17. März. Wir lunchten bei der Erbgroßherzogin von Weimar, die eben zurückgekommen ist aus Oberägypten. Sie war wirklich herzlich gegen mich und sagte mir zum Abschied, sie habe soviel wie möglich über mich nach Deutschland geschrieben und hoffe, es werde mir etwas nützen.

18. März. Wir lunchten zum letztenmal in unserm lieben, großen Speisesaal, in dem wir soviel lustige Diners gehabt und soviel langweilige Globetrotters abgespeist, und in dem wir auch die gräßliche Versetzungsnachricht empfangen. Dann ging ich noch in allen Zimmern herum und erinnerte mich an alles, was ich in den verschiedenen Ecken gedacht und erlebt, und dann war es Zeit geworden, sich fertig zu machen. Wir stiegen in die Wagen und all die Leute weinten, und wir sahen noch einmal nach dem Haus zurück, an dem die Bougainvilliers zu blühen begannen.
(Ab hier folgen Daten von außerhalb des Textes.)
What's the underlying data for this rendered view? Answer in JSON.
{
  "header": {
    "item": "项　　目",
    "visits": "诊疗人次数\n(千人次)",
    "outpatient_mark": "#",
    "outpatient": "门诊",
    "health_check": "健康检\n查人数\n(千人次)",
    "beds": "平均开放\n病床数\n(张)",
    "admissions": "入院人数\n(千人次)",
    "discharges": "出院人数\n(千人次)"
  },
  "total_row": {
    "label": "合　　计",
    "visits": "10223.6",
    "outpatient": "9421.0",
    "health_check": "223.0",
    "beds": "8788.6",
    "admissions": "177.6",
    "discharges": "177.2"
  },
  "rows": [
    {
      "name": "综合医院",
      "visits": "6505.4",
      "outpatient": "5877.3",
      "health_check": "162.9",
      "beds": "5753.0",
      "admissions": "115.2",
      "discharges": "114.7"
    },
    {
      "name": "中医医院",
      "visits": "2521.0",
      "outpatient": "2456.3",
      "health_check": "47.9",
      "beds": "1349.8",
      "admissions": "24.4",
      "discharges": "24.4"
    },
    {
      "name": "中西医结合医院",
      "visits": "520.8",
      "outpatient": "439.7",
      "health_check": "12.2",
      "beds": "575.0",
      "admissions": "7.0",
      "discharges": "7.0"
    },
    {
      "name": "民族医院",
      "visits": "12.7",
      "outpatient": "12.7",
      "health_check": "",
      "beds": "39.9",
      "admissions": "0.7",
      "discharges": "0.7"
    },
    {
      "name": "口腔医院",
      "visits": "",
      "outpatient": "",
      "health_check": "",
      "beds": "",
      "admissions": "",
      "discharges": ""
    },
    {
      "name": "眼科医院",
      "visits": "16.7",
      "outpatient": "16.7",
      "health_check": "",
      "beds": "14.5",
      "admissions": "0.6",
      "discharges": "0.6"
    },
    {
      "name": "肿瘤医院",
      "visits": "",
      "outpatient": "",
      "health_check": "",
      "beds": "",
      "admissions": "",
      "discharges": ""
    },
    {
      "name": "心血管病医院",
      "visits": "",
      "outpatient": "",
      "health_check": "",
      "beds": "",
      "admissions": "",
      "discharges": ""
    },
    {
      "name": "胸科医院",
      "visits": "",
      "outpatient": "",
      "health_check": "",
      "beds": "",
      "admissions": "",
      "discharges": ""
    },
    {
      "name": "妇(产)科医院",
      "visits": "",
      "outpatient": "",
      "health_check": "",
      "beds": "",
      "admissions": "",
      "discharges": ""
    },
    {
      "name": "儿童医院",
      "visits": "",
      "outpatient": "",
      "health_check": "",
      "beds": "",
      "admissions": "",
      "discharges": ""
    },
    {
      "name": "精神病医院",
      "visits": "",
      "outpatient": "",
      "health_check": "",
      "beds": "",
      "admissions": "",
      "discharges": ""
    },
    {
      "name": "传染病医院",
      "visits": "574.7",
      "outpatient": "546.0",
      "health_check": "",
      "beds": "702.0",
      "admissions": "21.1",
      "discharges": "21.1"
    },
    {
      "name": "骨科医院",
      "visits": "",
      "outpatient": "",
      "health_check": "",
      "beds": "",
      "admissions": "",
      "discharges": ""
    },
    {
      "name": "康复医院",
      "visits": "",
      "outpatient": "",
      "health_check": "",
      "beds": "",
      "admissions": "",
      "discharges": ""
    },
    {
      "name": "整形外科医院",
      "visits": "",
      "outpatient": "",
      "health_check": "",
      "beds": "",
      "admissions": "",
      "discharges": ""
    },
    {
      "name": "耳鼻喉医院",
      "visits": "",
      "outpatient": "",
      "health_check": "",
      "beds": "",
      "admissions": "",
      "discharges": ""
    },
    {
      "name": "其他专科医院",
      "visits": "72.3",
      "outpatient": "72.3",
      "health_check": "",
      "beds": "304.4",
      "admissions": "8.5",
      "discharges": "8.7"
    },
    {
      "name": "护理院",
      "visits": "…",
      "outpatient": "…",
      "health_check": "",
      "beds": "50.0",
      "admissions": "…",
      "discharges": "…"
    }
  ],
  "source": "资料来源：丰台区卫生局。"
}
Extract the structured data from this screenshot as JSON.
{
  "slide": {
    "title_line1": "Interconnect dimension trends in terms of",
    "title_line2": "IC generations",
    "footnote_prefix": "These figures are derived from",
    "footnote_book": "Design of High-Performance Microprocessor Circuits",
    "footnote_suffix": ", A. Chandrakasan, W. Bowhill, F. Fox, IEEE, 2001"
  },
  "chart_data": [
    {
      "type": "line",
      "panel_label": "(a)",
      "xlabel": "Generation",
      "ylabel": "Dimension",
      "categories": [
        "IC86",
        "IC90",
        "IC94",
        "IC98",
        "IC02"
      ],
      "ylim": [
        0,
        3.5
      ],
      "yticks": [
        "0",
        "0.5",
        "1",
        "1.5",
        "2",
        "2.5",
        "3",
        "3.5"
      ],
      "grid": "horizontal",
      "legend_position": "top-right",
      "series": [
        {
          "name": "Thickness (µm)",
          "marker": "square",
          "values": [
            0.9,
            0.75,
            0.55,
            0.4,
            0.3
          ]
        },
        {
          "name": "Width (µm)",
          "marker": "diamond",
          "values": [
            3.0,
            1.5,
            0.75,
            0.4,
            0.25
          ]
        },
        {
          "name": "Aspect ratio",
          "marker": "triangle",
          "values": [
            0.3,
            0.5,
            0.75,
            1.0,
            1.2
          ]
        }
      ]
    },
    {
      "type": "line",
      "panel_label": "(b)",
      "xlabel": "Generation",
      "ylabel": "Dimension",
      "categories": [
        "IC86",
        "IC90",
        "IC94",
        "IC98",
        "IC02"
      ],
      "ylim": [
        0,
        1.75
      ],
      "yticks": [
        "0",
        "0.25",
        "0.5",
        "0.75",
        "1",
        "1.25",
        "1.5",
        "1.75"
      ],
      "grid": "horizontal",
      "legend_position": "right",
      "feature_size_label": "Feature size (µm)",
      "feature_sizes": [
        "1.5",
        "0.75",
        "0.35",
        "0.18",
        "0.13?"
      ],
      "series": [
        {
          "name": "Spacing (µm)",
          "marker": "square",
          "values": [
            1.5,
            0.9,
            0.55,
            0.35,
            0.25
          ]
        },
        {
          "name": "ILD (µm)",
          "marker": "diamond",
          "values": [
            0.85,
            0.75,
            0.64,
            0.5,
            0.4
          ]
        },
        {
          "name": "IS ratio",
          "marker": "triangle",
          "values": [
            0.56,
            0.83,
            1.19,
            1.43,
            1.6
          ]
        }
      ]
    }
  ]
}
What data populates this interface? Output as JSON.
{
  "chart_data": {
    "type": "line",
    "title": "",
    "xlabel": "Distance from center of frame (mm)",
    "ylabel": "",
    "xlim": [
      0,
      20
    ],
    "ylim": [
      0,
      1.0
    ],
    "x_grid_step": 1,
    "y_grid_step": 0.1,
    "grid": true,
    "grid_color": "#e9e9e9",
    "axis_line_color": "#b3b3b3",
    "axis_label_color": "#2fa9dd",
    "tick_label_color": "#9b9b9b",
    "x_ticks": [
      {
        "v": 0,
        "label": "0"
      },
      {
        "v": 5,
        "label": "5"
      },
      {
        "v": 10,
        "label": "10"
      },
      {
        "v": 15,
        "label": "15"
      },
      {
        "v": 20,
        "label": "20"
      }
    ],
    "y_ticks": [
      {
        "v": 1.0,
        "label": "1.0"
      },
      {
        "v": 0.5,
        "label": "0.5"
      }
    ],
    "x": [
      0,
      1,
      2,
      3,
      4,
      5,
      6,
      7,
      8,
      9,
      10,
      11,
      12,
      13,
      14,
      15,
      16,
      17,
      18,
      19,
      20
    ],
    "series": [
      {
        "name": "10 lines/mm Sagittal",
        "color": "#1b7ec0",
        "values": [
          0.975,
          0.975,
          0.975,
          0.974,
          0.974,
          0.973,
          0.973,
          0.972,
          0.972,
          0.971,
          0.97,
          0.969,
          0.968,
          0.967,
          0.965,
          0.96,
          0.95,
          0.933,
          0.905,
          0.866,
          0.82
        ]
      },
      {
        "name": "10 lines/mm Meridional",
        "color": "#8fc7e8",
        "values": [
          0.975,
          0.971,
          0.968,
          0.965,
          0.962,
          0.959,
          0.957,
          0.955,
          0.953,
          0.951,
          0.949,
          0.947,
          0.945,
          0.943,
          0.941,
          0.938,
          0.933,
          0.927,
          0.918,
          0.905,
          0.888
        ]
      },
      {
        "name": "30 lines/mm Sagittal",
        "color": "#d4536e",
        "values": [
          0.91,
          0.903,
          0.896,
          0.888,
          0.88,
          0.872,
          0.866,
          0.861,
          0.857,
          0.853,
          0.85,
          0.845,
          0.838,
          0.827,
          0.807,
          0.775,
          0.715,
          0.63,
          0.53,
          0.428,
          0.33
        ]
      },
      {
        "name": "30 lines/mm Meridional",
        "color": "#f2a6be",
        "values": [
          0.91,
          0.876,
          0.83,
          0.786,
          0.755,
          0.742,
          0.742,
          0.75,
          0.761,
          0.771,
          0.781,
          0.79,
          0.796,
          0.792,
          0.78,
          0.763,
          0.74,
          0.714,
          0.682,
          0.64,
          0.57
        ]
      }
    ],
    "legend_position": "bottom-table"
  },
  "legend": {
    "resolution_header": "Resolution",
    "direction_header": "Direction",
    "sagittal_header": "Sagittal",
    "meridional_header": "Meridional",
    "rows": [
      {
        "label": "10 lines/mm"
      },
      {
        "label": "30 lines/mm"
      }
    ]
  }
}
Dann ging es durch den Hotelgarten, die Allee, über die Brücke zm Bahnhof. Bald war der ganze Perron voll Menschen, sowohl Freunde wie gleichgültige. Es war ein solches Menschengewirr, daß man gar nicht zum Besinnen und zum wirklichen Gefühl des Abschieds kam, und dadurch wurde mir dieser Moment leichter, als ich gefürchtet hatte. Eine solche Masse Blumen waren mir gebracht worden, daß der Waggon ganz voll war, und es recht wie ein Enterrement de premier classe aussah. Endlich war es vorbei, der Zug ging, die letzten Gesichter, die ich sah, waren Tigrane und Mme. Kojander – und die Kairoepisode war vorbei! Mit wie anderen Gefühlen waren wir gekommen, und mit wie anderen Gefühlen hatte ich gehofft, einmal zu gehen. An einer Station kam an unsern Waggon Takri Pasha, der vom Lande gekommen, um uns noch einmal zu sehen, und dann ging die Sonne goldrot unter hinter ein paar Palmen, die sich bläulich davon abhoben, und wie sie zuletzt verschwunden, sagte ich mir, daß dies nun mein letzter Abend in Ägypten sei. Wir kamen sehr ermüdet in Alexandrien an, wo uns Herr von Hartmann in einem malerischen Segelboot bei Mondschein auf die »Werra« brachte.

19. März. Das Schiff ist übervoll und an Bord sind der alte Herzog von Croy und der Erzherzog Franz Ferdinand. Er kam gleich auf uns zu und sagte, er freue sich so, uns nach Indien wiederzusehen. Er sprach während der ganzen Reise viel mit Edmund über Politik und verabscheut die jetzige Kriecherei vor England und die Allianz mit Italien und sagt, die einzige verständige Politik sei ein Drei-Kaiser-Bündnis.

28. März. Abends trafen wir in Berlin ein.